Like all of this stuff that we get out of WordPress, all of the joy and happiness. We were so happy, I was just at WordCamp Ottawa. It was such a happy place. We’re all just there to learn, and talk, and teach, and do, and be together, and it’s so fantastic. And I really love that about WordPress, and we do need that for AI because it is going to get controlled by these mega companies. I mean, Microsoft spent $10 billion, yeah, billion.
[00:35:15] Nathan Wrigley: My understanding is that they’re potentially also building a $100 billion data center in the very near future as well. You know, just eye watering amounts of money that the likes of you and I, really it’s difficult to understand the levels that these companies are on. And you imagine that, the more that they can pour into it, the more that they pull ahead in the race, and make themselves so indispensable.
And actually that leads me to another, and probably final question. If you are in the technology space, for the last 50 years, it’s been a tough thing to keep up because technology changes so fast, but some things don’t change too quickly. Like the CSS spec doesn’t change all that quickly. So you’re building, I don’t know, a page builder, you’ve at least got a bedrock there and you can work on it.

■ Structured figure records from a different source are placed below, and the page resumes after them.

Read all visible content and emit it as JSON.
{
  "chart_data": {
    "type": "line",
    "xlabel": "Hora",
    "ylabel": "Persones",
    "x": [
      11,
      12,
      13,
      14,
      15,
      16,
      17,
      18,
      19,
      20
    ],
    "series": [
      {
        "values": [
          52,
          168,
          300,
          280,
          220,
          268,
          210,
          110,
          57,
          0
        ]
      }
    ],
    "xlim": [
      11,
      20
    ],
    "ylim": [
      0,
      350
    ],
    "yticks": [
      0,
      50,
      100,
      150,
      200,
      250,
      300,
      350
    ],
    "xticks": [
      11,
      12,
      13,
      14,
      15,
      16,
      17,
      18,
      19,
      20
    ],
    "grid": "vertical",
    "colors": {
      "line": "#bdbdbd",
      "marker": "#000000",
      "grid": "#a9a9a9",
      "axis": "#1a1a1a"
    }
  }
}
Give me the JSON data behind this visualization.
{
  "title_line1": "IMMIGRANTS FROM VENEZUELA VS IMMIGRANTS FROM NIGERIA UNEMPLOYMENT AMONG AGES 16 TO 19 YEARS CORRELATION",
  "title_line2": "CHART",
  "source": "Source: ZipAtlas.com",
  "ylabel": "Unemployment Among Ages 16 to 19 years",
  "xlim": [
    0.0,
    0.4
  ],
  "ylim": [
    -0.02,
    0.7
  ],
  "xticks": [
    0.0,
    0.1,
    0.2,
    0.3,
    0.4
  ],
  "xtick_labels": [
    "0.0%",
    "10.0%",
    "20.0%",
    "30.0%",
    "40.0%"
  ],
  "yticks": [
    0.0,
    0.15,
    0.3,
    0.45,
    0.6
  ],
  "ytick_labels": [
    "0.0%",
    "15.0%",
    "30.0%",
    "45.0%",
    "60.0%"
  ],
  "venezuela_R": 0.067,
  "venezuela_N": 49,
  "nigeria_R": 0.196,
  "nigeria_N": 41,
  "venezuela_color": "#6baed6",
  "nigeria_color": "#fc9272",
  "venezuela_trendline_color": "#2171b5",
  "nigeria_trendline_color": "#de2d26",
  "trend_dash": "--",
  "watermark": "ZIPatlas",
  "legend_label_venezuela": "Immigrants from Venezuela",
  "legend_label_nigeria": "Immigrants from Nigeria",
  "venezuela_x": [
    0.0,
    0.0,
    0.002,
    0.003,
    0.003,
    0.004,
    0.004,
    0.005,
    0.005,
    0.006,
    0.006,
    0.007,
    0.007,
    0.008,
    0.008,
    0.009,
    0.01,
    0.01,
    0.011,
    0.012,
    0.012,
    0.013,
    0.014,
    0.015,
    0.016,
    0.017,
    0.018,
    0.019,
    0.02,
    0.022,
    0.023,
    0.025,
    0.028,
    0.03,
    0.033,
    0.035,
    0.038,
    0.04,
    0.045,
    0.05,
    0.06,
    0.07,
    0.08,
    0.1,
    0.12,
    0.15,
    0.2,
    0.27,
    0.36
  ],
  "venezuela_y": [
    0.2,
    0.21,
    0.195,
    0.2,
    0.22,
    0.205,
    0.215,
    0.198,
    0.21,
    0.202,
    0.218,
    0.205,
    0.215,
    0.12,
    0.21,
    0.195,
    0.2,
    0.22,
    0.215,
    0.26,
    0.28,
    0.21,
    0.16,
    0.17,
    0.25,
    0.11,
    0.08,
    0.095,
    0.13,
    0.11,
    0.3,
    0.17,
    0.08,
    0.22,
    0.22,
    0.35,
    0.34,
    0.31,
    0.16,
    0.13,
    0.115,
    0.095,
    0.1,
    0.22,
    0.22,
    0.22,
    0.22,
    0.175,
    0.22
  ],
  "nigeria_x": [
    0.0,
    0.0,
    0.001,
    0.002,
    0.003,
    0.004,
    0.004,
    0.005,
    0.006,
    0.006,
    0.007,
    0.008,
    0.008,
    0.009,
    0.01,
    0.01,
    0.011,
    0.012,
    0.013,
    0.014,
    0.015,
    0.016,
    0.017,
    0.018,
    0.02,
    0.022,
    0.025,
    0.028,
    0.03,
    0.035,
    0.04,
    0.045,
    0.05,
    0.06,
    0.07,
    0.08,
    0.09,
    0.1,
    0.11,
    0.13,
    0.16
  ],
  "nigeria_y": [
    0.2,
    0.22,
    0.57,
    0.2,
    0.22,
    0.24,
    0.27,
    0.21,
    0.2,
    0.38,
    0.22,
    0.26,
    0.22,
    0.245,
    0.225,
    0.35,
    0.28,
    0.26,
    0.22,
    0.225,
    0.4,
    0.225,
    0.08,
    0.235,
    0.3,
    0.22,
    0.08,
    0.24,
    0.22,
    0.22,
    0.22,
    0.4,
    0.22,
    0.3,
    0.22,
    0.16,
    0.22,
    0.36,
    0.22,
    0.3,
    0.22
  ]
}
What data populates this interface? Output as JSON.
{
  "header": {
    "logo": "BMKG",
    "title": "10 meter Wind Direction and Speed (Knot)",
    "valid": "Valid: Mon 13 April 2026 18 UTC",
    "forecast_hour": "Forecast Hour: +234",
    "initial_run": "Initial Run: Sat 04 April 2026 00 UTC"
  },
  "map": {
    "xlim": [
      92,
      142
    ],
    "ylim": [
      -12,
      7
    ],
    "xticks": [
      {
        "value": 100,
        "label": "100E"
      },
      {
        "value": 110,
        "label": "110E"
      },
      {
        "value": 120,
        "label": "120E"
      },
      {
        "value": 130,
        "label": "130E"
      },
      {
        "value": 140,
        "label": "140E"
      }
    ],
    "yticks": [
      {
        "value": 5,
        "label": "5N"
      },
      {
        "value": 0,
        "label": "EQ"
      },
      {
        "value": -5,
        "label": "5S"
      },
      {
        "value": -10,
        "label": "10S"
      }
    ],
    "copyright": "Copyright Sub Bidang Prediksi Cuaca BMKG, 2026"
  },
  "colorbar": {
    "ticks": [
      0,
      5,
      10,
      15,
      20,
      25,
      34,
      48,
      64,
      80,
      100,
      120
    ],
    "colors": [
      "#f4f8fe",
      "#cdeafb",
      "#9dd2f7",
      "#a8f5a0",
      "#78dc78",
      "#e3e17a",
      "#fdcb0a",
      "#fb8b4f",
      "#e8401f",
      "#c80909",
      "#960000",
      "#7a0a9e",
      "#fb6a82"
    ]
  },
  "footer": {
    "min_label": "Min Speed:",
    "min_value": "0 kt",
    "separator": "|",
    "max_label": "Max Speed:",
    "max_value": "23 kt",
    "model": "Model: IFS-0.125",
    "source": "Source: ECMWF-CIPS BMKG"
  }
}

How is this for you, in the AI space, trying to keep up? Because it feels like, you know, you blink and things have changed. From one day to the next, something that was working is no longer working. Something which was cool is no longer cool. Some company that you’d never heard of is now worth a hundred billion dollars, you know. How do you keep up with all of this?
[00:36:18] Matthias Pupillo: Yeah, so we focus on things that I personally, and our company, focus on value. We do not respect this slideware, vaporware version of AI. We have lived through blockchain. We have lived through Web 2.0. I have been doing this for 25 years. I had an AOL disc, I used to use dial up internet.
So we are driving to things that actually create value. And those things we’re chasing, duplicating, replicating, incorporating. And we’ve gotten good at identifying the stuff that’s just fluff. And that’s going to be hard for new people to come in in tech, that they can’t identify it.
But we were here through all of this. Like we have been here since containers, when containerisation was going to change the world. And it sort of did, but it sort of didn’t. And it’s now just on the tool belt, and it’s another button in the servers. But it’s not really, it didn’t change the world, it didn’t solve everything.
[00:37:07] Nathan Wrigley: Yeah, it kind of feels to me that, I really don’t know, I think you could almost flip a coin and see whether AI will be used everywhere, or the opposite. You know, people will just get fed up with it and think, actually, do you know what, the human touch is much better. But it does feel like you are on fairly steady ground because the capacity for AI to do the translation job is so profoundly obvious. It’s really straightforward. There’s a direct line between, I don’t know, the amount of time that it takes and the cost, and what have you. It really seems like a really sensible place to be.
We’re kind of going to have to knock it on the head because of the amount of time that we’ve got available for this podcast. But just before we go, would you mind just dropping a few details about where people can find you? That could be, I don’t know, a social handle, it could be a website, or an email. What’s the best place to find you if people want to talk about translating in WordPress with AI?
[00:37:56] Matthias Pupillo: Yeah, I’m on the Make WordPress Slack. Our website FluentC.ai is our WordPress focus website, F-L-U-E-N-T-C dot A-I, is our WordPress focus website. That’s a great place. I’m on LinkedIn. But Slack and wordpress.org are great places to go.
[00:38:13] Nathan Wrigley: Okay. Thank you so much for chatting to me today. I really appreciate it.
[00:38:16] Matthias Pupillo: Thank you.